Aquele confronto contra os franceses foi um capítulo à parte na história recente do clube. Renato Paiva, então comandante técnico, conhecido por suas declarações incisivas, proferiu antes da partida uma frase que se tornaria profética: "O cemitério do futebol está cheio de favoritos". No dia seguinte, a equipe alvinegra entregou uma performance que beirou a perfeição tática e emocional. Com uma dedicação notável, nove jogadores cercaram os adversários, defendendo a meta botafoguense de forma comovente. Foi em um contragolpe fulminante que Igor Jesus, vestindo a camisa 99, balançou as redes, desmantelando as expectativas do mundo do futebol. A imagem do atacante com os braços abertos, após derrubar o então campeão europeu, permanece eternizada como a maior vitória do futebol brasileiro neste século.

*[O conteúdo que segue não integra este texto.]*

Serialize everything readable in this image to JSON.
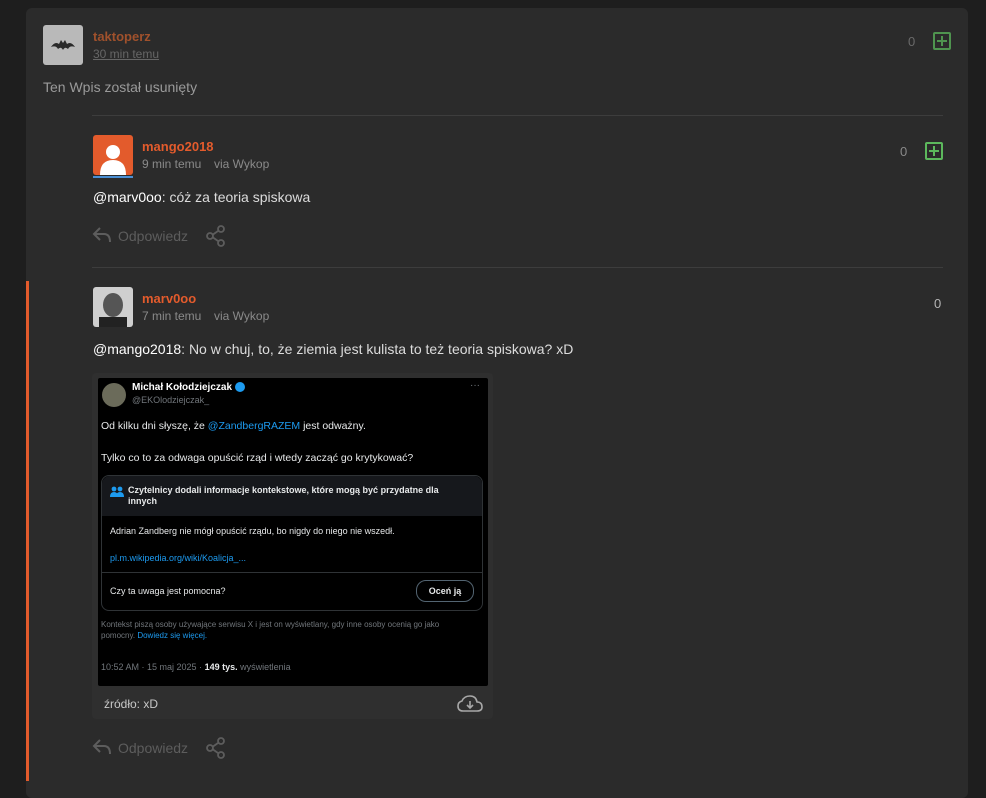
{
  "colors": {
    "accent": "#e35b2c",
    "plus": "#5cb85c"
  },
  "post1": {
    "author": "taktoperz",
    "time": "30 min temu",
    "votes": "0",
    "body": "Ten Wpis został usunięty"
  },
  "comment1": {
    "author": "mango2018",
    "time": "9 min temu",
    "via": "via Wykop",
    "votes": "0",
    "mention": "@marv0oo",
    "text": ": cóż za teoria spiskowa",
    "reply": "Odpowiedz"
  },
  "comment2": {
    "author": "marv0oo",
    "time": "7 min temu",
    "via": "via Wykop",
    "votes": "0",
    "mention": "@mango2018",
    "text": ": No w chuj, to, że ziemia jest kulista to też teoria spiskowa? xD",
    "reply": "Odpowiedz",
    "source": "źródło: xD"
  },
  "tweet": {
    "name": "Michał Kołodziejczak",
    "handle": "@EKOlodziejczak_",
    "line1_pre": "Od kilku dni słyszę, że ",
    "line1_link": "@ZandbergRAZEM",
    "line1_post": " jest odważny.",
    "line2": "Tylko co to za odwaga opuścić rząd i wtedy zacząć go krytykować?",
    "note_title": "Czytelnicy dodali informacje kontekstowe, które mogą być przydatne dla innych",
    "note_text": "Adrian Zandberg nie mógł opuścić rządu, bo nigdy do niego nie wszedł.",
    "note_link": "pl.m.wikipedia.org/wiki/Koalicja_...",
    "helpful_q": "Czy ta uwaga jest pomocna?",
    "rate": "Oceń ją",
    "context1": "Kontekst piszą osoby używające serwisu X i jest on wyświetlany, gdy inne osoby ocenią go jako",
    "context2_pre": "pomocny. ",
    "context2_link": "Dowiedz się więcej.",
    "date": "10:52 AM · 15 maj 2025 · ",
    "views_num": "149 tys.",
    "views_label": " wyświetlenia"
  }
}
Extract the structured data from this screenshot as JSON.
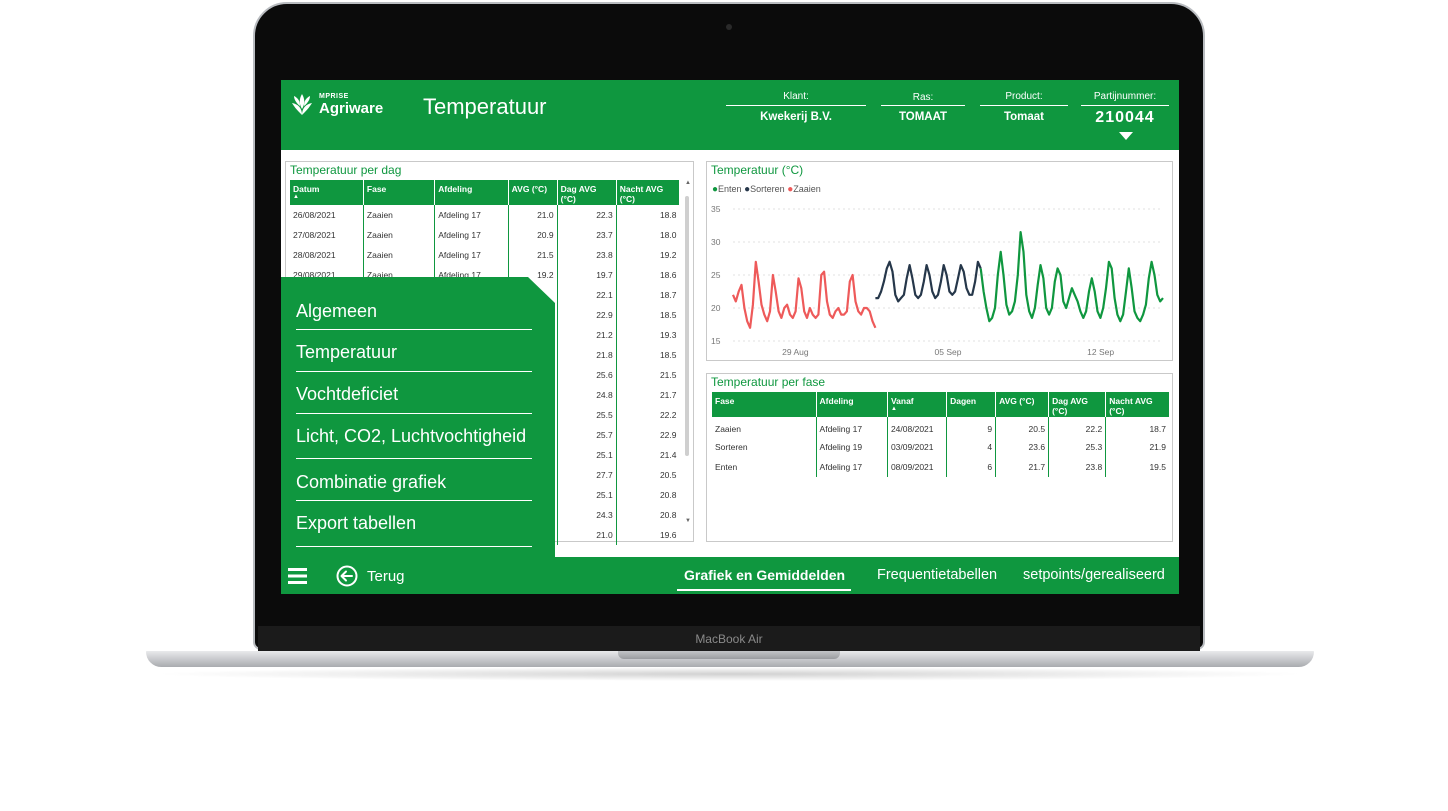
{
  "device": {
    "label": "MacBook Air"
  },
  "header": {
    "brand_small": "MPRISE",
    "brand": "Agriware",
    "title": "Temperatuur",
    "klant_label": "Klant:",
    "klant_value": "Kwekerij  B.V.",
    "ras_label": "Ras:",
    "ras_value": "TOMAAT",
    "product_label": "Product:",
    "product_value": "Tomaat",
    "partij_label": "Partijnummer:",
    "partij_value": "210044"
  },
  "day_table": {
    "title": "Temperatuur per dag",
    "columns": [
      "Datum",
      "Fase",
      "Afdeling",
      "AVG (°C)",
      "Dag AVG (°C)",
      "Nacht AVG (°C)"
    ],
    "sort_indicator": "▲",
    "rows": [
      [
        "26/08/2021",
        "Zaaien",
        "Afdeling 17",
        "21.0",
        "22.3",
        "18.8"
      ],
      [
        "27/08/2021",
        "Zaaien",
        "Afdeling 17",
        "20.9",
        "23.7",
        "18.0"
      ],
      [
        "28/08/2021",
        "Zaaien",
        "Afdeling 17",
        "21.5",
        "23.8",
        "19.2"
      ],
      [
        "29/08/2021",
        "Zaaien",
        "Afdeling 17",
        "19.2",
        "19.7",
        "18.6"
      ],
      [
        "",
        "",
        "",
        "",
        "22.1",
        "18.7"
      ],
      [
        "",
        "",
        "",
        "",
        "22.9",
        "18.5"
      ],
      [
        "",
        "",
        "",
        "",
        "21.2",
        "19.3"
      ],
      [
        "",
        "",
        "",
        "",
        "21.8",
        "18.5"
      ],
      [
        "",
        "",
        "",
        "",
        "25.6",
        "21.5"
      ],
      [
        "",
        "",
        "",
        "",
        "24.8",
        "21.7"
      ],
      [
        "",
        "",
        "",
        "",
        "25.5",
        "22.2"
      ],
      [
        "",
        "",
        "",
        "",
        "25.7",
        "22.9"
      ],
      [
        "",
        "",
        "",
        "",
        "25.1",
        "21.4"
      ],
      [
        "",
        "",
        "",
        "",
        "27.7",
        "20.5"
      ],
      [
        "",
        "",
        "",
        "",
        "25.1",
        "20.8"
      ],
      [
        "",
        "",
        "",
        "",
        "24.3",
        "20.8"
      ],
      [
        "",
        "",
        "",
        "",
        "21.0",
        "19.6"
      ]
    ]
  },
  "chart_panel": {
    "title": "Temperatuur (°C)",
    "legend": [
      {
        "name": "Enten",
        "color": "#0f973f"
      },
      {
        "name": "Sorteren",
        "color": "#26374a"
      },
      {
        "name": "Zaaien",
        "color": "#ee5a5a"
      }
    ]
  },
  "chart_data": {
    "type": "line",
    "title": "Temperatuur (°C)",
    "ylim": [
      15,
      35
    ],
    "yticks": [
      15,
      20,
      25,
      30,
      35
    ],
    "xticks": [
      "29 Aug",
      "05 Sep",
      "12 Sep"
    ],
    "grid": true,
    "legend_position": "top-left",
    "series": [
      {
        "name": "Zaaien",
        "color": "#ee5a5a",
        "t_start": 0,
        "values": [
          22,
          21,
          22.5,
          23.5,
          20,
          18,
          17,
          20.5,
          27,
          24,
          20.5,
          19,
          18,
          19.5,
          25,
          22.5,
          19.5,
          18.5,
          20,
          20.5,
          19,
          18.5,
          19.5,
          24.5,
          23,
          19.5,
          18.5,
          20,
          19,
          18.5,
          19,
          25,
          25.5,
          21,
          19,
          18.5,
          19.5,
          20,
          19,
          19,
          19.5,
          24,
          25,
          21,
          19.5,
          19,
          20,
          20,
          19.5,
          18,
          17
        ]
      },
      {
        "name": "Sorteren",
        "color": "#26374a",
        "t_start": 50,
        "values": [
          21.5,
          21.5,
          22.5,
          24,
          26,
          27,
          25.5,
          22,
          21,
          21.5,
          22,
          24.5,
          26.5,
          24.5,
          22,
          21.5,
          22,
          24,
          26.5,
          25,
          22.5,
          21.5,
          22,
          24,
          26.5,
          25,
          22.5,
          22,
          22.5,
          24.5,
          26.5,
          25.5,
          23,
          22,
          22,
          24,
          27,
          26
        ]
      },
      {
        "name": "Enten",
        "color": "#0f973f",
        "t_start": 87,
        "values": [
          26,
          22.5,
          20,
          18,
          18.5,
          20,
          25,
          28.5,
          25,
          20.5,
          19,
          19.5,
          21,
          25,
          31.5,
          28.5,
          22,
          19.5,
          18.5,
          20,
          23.5,
          26.5,
          24.5,
          20,
          19,
          20,
          24,
          26,
          25,
          21,
          20,
          21.5,
          23,
          22,
          21,
          19.5,
          18.5,
          19.5,
          22.5,
          24.5,
          22.5,
          19.5,
          18.5,
          20,
          23,
          27,
          26,
          21.5,
          19,
          18,
          19,
          22.5,
          26,
          23,
          19.5,
          18.5,
          18,
          19,
          20.5,
          24.5,
          27,
          25,
          22,
          21,
          21.5
        ]
      }
    ]
  },
  "phase_table": {
    "title": "Temperatuur per fase",
    "columns": [
      "Fase",
      "Afdeling",
      "Vanaf",
      "Dagen",
      "AVG (°C)",
      "Dag AVG (°C)",
      "Nacht AVG (°C)"
    ],
    "sort_indicator": "▲",
    "rows": [
      [
        "Zaaien",
        "Afdeling 17",
        "24/08/2021",
        "9",
        "20.5",
        "22.2",
        "18.7"
      ],
      [
        "Sorteren",
        "Afdeling 19",
        "03/09/2021",
        "4",
        "23.6",
        "25.3",
        "21.9"
      ],
      [
        "Enten",
        "Afdeling 17",
        "08/09/2021",
        "6",
        "21.7",
        "23.8",
        "19.5"
      ]
    ]
  },
  "menu": {
    "items": [
      "Algemeen",
      "Temperatuur",
      "Vochtdeficiet",
      "Licht, CO2, Luchtvochtigheid",
      "Combinatie grafiek",
      "Export tabellen"
    ]
  },
  "footer": {
    "back_label": "Terug",
    "tabs": [
      "Grafiek en Gemiddelden",
      "Frequentietabellen",
      "setpoints/gerealiseerd"
    ],
    "active_tab": "Grafiek en Gemiddelden"
  }
}
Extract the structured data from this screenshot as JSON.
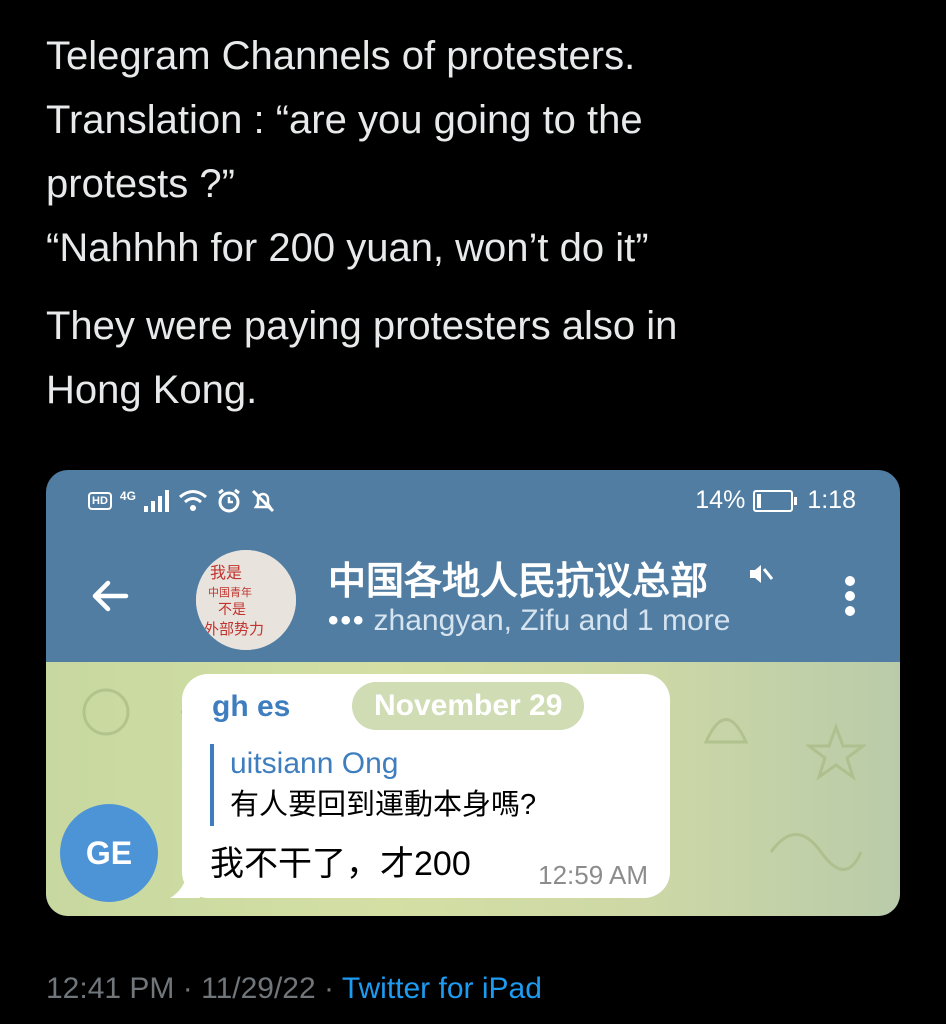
{
  "tweet": {
    "lines_p1": [
      "Telegram Channels of protesters.",
      "Translation : “are you going to the",
      "protests ?”",
      "“Nahhhh for 200 yuan, won’t do it”"
    ],
    "lines_p2": [
      "They were paying protesters also in",
      "Hong Kong."
    ],
    "time": "12:41 PM",
    "date": "11/29/22",
    "separator": "·",
    "source": "Twitter for iPad"
  },
  "phone": {
    "status_bar": {
      "hd": "HD",
      "network": "4G",
      "battery_percent": "14%",
      "battery_level": 0.14,
      "clock": "1:18",
      "icons": [
        "signal-icon",
        "wifi-icon",
        "alarm-icon",
        "notifications-off-icon",
        "battery-charging-icon"
      ]
    },
    "chat": {
      "title": "中国各地人民抗议总部",
      "typing_dots": "•••",
      "subtitle": "zhangyan, Zifu and 1 more",
      "avatar_text": [
        "我是",
        "中国青年",
        "不是",
        "外部势力"
      ]
    },
    "message": {
      "sender_avatar_initials": "GE",
      "sender_name": "gh es",
      "date_pill": "November 29",
      "reply_name": "uitsiann Ong",
      "reply_text": "有人要回到運動本身嗎?",
      "text": "我不干了，才200",
      "time": "12:59 AM"
    },
    "colors": {
      "header": "#517da2",
      "link_blue": "#3e7ebf",
      "avatar_blue": "#4d94d7"
    }
  }
}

O impacto desse triunfo ressoou globalmente, reafirmando a magnitude do Botafogo e garantindo sua permanência no "Grupo da Morte" do torneio. Contudo, a equipe não conseguiu sustentar o momentum. A jornada gloriosa teve um ponto final abrupto na derrota por 1 a 0 para o Palmeiras, na prorrogação, um resultado que selou o destino de Paiva no comando do Mais Tradicional. John Textor, o líder da SAF, expressou sua insatisfação ao observar o time adotar uma postura excessivamente reativa contra um adversário de igual envergadura. A decisão foi rápida: o técnico português foi dispensado, e Davide Ancelotti, filho do renomado Carlo Ancelotti, então na Seleção Brasileira, foi convocado para assumir o posto.
O Caminho Turbulento: Títulos Perdidos e Mudanças no Elenco
A temporada de 2025 já havia começado sob um signo de incerteza. Após as conquistas da Libertadores e do Brasileirão em 2024, o Botafogo se reapresentou em janeiro sem um treinador definido, uma situação que se arrastava desde dezembro. Artur Jorge, o arquiteto dos sucessos anteriores, havia cedido aos encantos financeiros do Al-Rayyan, do Catar, em uma jogada que, para muitos, o consagrou como um dos maiores da história do clube, ao mesmo tempo em que o eximia dos riscos de uma segunda temporada menos brilhante. Sua saída deixou um vácuo e muitos torcedores desamparados.
Paralelamente à busca por um novo técnico, o elenco sofreu alterações significativas. Jogadores importantes para as campanhas vitoriosas, como Gatito, Tchê Tchê, Eduardo, Romero, Júnior Santos e Tiquinho, foram negociados. As estrelas Almada e Luiz Henrique também deixaram General Severiano. Em contrapartida, chegaram Linck, Jair, David Ricardo, Artur e Santi, além de outros nomes que não conseguiram se firmar, como Rwan, Nathan e Elias. A instabilidade se refletia não apenas no banco de reservas, mas também na composição do time.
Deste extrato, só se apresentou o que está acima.